5 Signs of a Good Deal

Posted on: April 2nd, 2019

signs of a good dealGood deals are hard to come by and certainly do not grow on trees. Within any deal market, there are only a handful of good deals, despite everybody’s subjective views and tendency to over rate the quality of their own deal flow.

When putting a deal together, most buyers focus on the measurable things – the financials, the operational stats. Smart buyers also focus on less data driven areas such as management quality, strategy and market position. All these areas form a holistic view of a company, pinpointing its strengths, weaknesses and opportunities for growth. Throughout the interaction between buyer and seller, a lot of information is shared, and behavior exhibited that falls outside the scope of traditional diligence requests.

Within these soft edges of the diligence process exist enlightening clues about the quality of the deal and the company. For savvy buyers able to listen for these clues, awaits the key to good deal doing. These clues fall under the heading of intangibles, such as company culture, employee commitment and owner motivation. Often, the attitude of the seller and the way he treats his employees is huge tell-tale sign of quality.

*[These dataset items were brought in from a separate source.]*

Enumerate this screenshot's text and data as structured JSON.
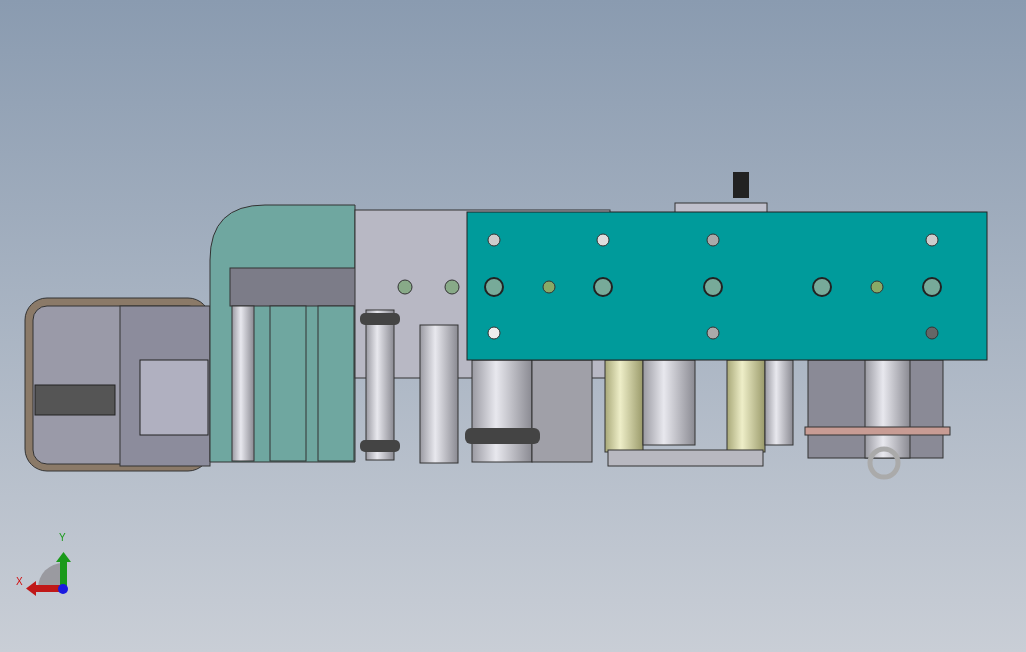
{
  "viewport": {
    "kind": "cad-model"
  },
  "triad": {
    "x_label": "X",
    "y_label": "Y"
  }
}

The reason for the exit is also a big signal. What the seller is not telling you in response to a question may be more important than the stock answer you are getting. Deal background such as prior attempts to sell and previous experience the seller has had with buying and selling a business are also very relevant. To simplify this exercise for you, here are the Attract Capital 5 signs of a good deal:

  1. Seller is selling for the right reasons – Many sellers play the cycle and look to cash out when business is strong, and valuations are high. Sellers that are older – (over 60) that have owned their businesses for decades, are usually less sensitive to cyclical selling than they are to get the right buyer. These sellers usually want a buyer who will preserve what they’ve built to continue to provide for their long-time employees.  –
  2. Companies with strong employee commitment– This is a bit hard to discern, but employees and their commitment level is highly determinative of long-term success. Companies that consistently outperform have figured out a way to attract and retain the best people.
  3. Motivated & Relationship-based Seller– Motivated sellers prioritize the deal process and make sure their people are responding to requests. They treat this exit like a high-level project and seek to build relationships with their buyers. The relationship outreach helps smooth out any buyer uncertainty throughout the long and unpredictable process.
  4. Companies showing strong performance – Smart sellers know that selling into strength removes a lot of deal risk from the equation. Leaving some meat on the bone for the buyer motivates them to close faster.
  5. Seller Deal Pull – Along the way, buyers need to feel the pull of the seller in their direction. It can be in the form of verbal encouragement, or non-verbal process behavior. Whatever it is, they need to feel some reinforcement from the seller.